After 14 years in the retirement residence industry, and since leaving the industry 6 years ago to launch Tea & Toast, I have worked tirelessly to not only help families find retirement homes “in the moment,” but also do some future planning.
I’ve learned a lot on this Tea & Toast journey. The most critical piece of advice I can share is this: strategy equals success.
Beyond what the situation is today, have you thought – honestly, now – about what things might look like in, say, three years from now? Two years? Or even next year?
I understand. It can be hard to acknowledge that your health or your loved one’s health might change for the worse. We are all most comfortable with “the now,” and it can be scary to think about what might be. And as humans, we like to feel we’re in control.
But when you really think about it, strategizing means you have more control over things, not less.
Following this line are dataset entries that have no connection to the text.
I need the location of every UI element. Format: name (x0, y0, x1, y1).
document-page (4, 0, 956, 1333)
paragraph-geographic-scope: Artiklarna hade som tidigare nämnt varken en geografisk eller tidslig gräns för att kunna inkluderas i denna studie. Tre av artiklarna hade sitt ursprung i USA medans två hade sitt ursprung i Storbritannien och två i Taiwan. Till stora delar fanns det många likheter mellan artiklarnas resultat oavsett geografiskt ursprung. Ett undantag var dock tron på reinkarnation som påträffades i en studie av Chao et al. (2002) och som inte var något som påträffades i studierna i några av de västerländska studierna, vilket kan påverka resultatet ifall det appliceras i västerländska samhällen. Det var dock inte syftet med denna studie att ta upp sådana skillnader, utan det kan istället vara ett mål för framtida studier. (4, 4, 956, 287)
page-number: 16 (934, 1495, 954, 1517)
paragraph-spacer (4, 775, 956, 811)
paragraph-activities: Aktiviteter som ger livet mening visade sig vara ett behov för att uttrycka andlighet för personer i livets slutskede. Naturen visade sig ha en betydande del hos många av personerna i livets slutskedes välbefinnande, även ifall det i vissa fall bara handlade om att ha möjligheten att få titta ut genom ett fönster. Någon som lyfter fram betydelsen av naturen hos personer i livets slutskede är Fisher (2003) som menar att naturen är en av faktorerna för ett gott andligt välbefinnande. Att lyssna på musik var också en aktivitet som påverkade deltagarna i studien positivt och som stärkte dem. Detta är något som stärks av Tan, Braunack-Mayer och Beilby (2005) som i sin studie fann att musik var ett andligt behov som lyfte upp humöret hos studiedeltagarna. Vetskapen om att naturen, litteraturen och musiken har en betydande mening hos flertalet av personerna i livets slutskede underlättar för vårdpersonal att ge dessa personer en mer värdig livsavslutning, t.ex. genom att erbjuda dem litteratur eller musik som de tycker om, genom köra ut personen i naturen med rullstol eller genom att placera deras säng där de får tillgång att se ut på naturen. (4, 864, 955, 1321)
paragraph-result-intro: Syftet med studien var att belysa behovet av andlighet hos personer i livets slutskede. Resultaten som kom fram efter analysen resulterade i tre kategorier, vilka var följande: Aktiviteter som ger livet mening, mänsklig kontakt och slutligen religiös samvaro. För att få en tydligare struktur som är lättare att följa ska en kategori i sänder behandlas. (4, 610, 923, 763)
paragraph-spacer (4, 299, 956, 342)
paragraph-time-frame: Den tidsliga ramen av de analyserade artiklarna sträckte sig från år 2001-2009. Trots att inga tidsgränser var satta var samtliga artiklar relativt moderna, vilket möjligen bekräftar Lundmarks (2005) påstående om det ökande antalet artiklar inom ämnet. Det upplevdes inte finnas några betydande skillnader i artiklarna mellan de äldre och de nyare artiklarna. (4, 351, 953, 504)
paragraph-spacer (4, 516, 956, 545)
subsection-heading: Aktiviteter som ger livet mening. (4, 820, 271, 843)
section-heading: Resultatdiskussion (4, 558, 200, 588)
Having a solid plan in place guarantees that if something unexpected happens – for example, a bad fall that sends your senior loved one to hospital – you will know exactly what to do and where to turn. You will be able to act rather than react.
Over the next few weeks, I will be sharing a series of blogs on how to strategize for different situations. I hope you find them helpful and welcome your comments and questions. Here is our first installment.
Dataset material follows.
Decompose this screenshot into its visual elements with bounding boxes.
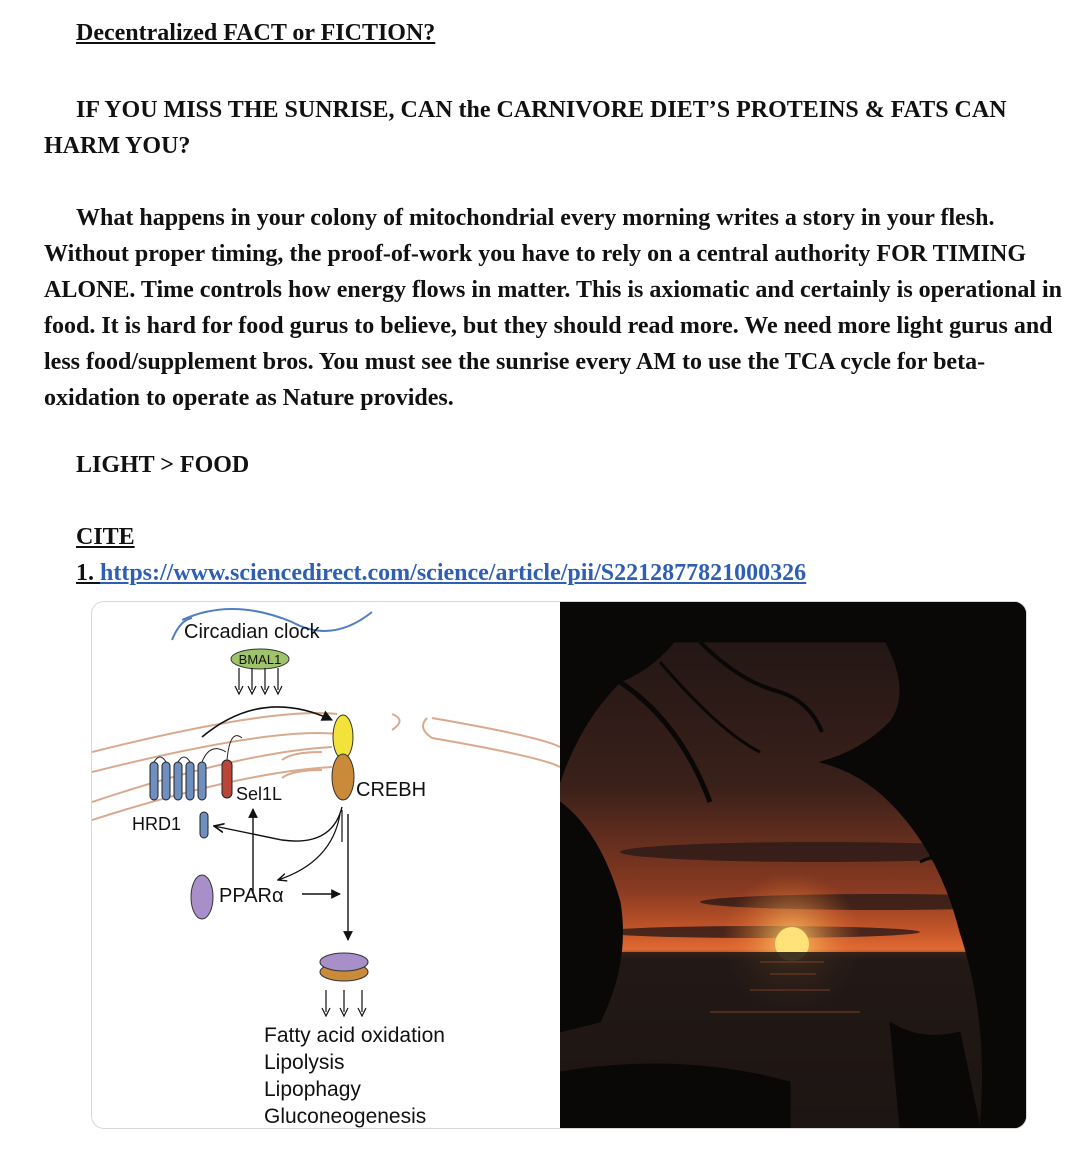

If your loved one has dementia
As dementia creeps into more advanced later stages, it's important to understand that your loved one will not be reasoning in the same way as they used to. To them, the outcome looks like “I’m getting kicked out of my house.”
Strategies for success
So how do you communicate with someone who may not remember conversations? If they are resisting, how do you get them on the same page as you about a move?
First and foremost: Do your homework! I’m a big fan of using an Advisor, wink wink; however, there are things you can do to lay the groundwork.
- Assess the situation. Consider where your loved one is at now, both mentally and physically, and where they may end up as they age and as dementia progresses.
Understand why they are resisting. Consider that they most likely have “clear times” when they are aware that they are losing their memory, and how terrifying that must be. Now, pile on losing their home and many of their possessions. It’s not hard to figure out why there is so much resistance.
Acknowledge their fears. I have seen seniors who, before dementia, would never expect their kids to care for them. Then, after dementia progresses, they turn into a demanding individual who refuses every suggestion. They do this because they are scared. Tell them you understand why they are feeling that way.
Share information in installments. One of the biggest challenges to any senior is a situation that has so many moving parts that they are not sure where to begin. I always find it best for your to do a preliminary search of appropriate retirement homes and bring options to the senior - but not a ton of options. Try to narrow the choice down to two residences, three at the most.
Talk and tour. Discuss with your loved one your top two choices for homes. Tell your loved one you would like them to visit the places with you. When you get to the point of touring, schedule a lunch and make an outing of it, doing only one tour a day.
Pro Tip: At every home you tour, pay close attention to how your loved one reacts. This should give you a good idea of what they like. They won’t remember later when you want to discuss options, so do as much discussing with them in the moment as possible. If you think it will help, take some photos as you tour.
Don’t be afraid to have those difficult conversations. Making a plan in the early days and revisiting it as things change is really what sets families up for success. I really believe that if more people did that, we would have far fewer crisis situations and our seniors would be safer.